The 1918 flu pandemic and the ensuing vastly increased number of admissions, severely overstretched the hospital's capacity and it was only the assistance of voluntary nurses which allowed the regular staff to cope. By the early 1920s the hospital could accommodate 434 patients. 1925 saw a severe outbreak of smallpox and Lodge Moor was stretched to overcapacity, so much so that the nearby Redmires Army Camp was utilised as an Auxiliary Hospital for isolation cases, using staff and equipment borrowed from Lodge Moor. Redmires Camp Hospital remained in use until around 1935.

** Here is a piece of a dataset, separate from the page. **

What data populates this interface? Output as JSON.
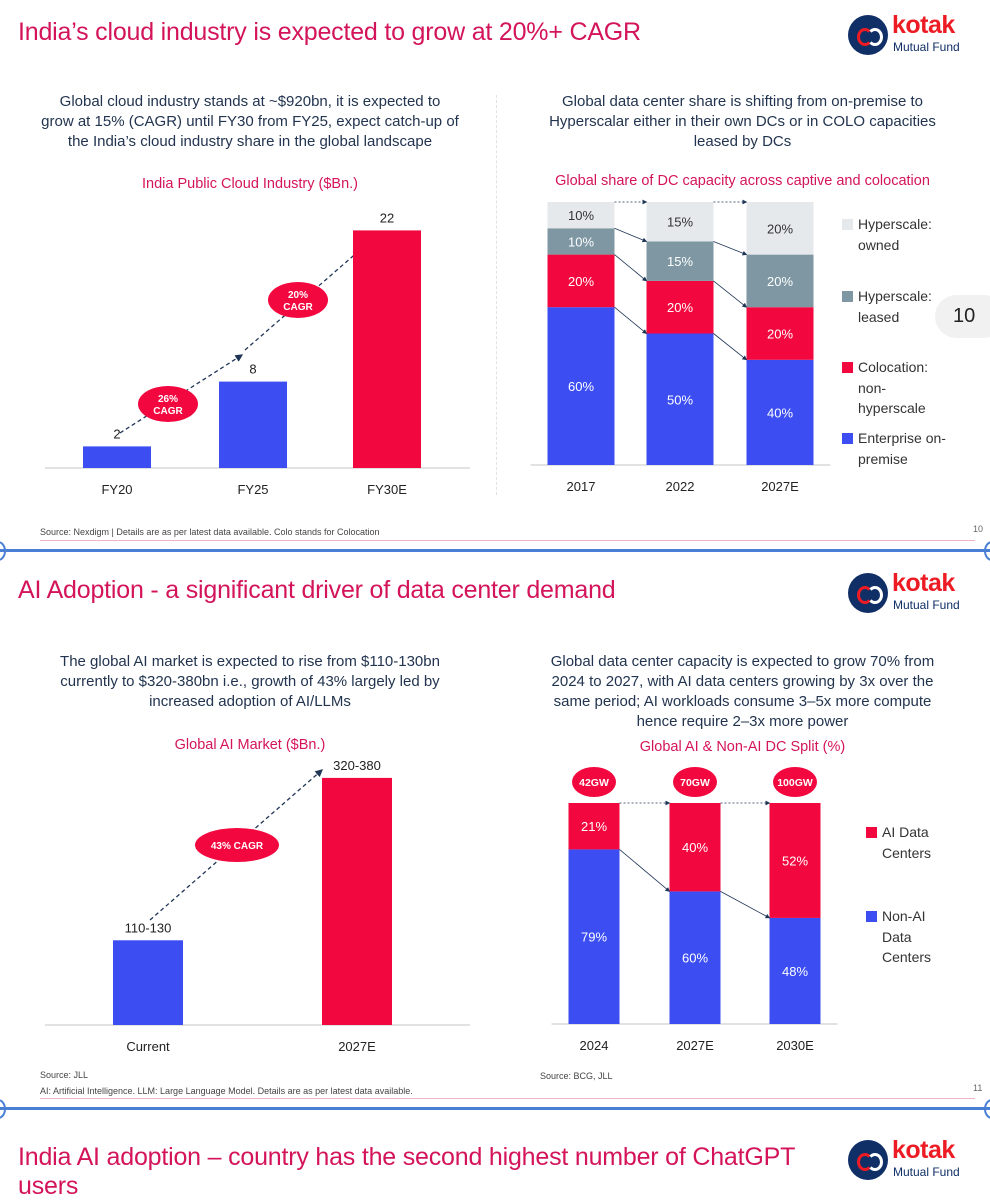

1928 saw further expansion to Lodge Moor with the central 5 and 6 wards and a separation ward built at a cost of £53,000. In 1935 the North 5 and 6 wards were built and the temporary wooden huts, which had served since 1888, were burnt down under the supervision of the Fire Brigade. By 1950 the hospital could accommodate 508 infectious disease patients, in 1953 three wards were converted to a Paraplegic Unit and in 1954 the hospital took on the role of treating the spinal injuries (from road crashes and pit and factory accidents) for the whole of the Sheffield Regional Hospital Board area. In May 1956 the patients from Crimicar Lane Hospital and Commonside Sanatorium were transferred to Lodge Moor when those units were closed by the Sheffield Regional Hospital Board.

===1955 jet crash===
On 9 December 1955 the hospital was hit by a Republic F-84F Thunderstreak aircraft of the United States Air Force. The aircraft had taken off from RAF Sculthorpe in Norfolk on an instrument training flight and had experienced a flameout, a problem which dogged the aircraft throughout its career. Despite several attempts to restart the engine, the pilot, Roy G. Evans bailed out over the Derbyshire village of Hathersage leaving the aircraft to carry on in flight and hit Lodge Moor Hospital. The aircraft hit the North 1 and 2 wards, tearing the roof off a single story cubicle ward, demolishing a corridor, ploughing 200 feet through a sanitary block, and then bursting into flames on a lawn facing the mortuary. The crash killed one patient, Mrs. Elsie Murdoch of Sheffield and injured seven others.

===Modern times===
Operation of the hospital was transferred from the Sheffield Health Authority (dissolved on 1 April 1992) to the newly created Central Sheffield University Hospitals NHS Trust on 1 November 1991, who continued to operate the hospital until its closure. Shortly after its formation, the Trust decided to merge the operations of Lodge Moor Hospital, located on the outskirts of the city, into its existing sites closer to the city centre. Subsequently, the hospital was closed in September 1994; the infectious diseases and tropical medicine service was moved to the Royal Hallamshire Hospital, while the chest and spinal injuries units were moved to the Northern General Hospital. The main hospital building including the tower has now been integrated into private residential accommodation built by the developers David Wilson Homes.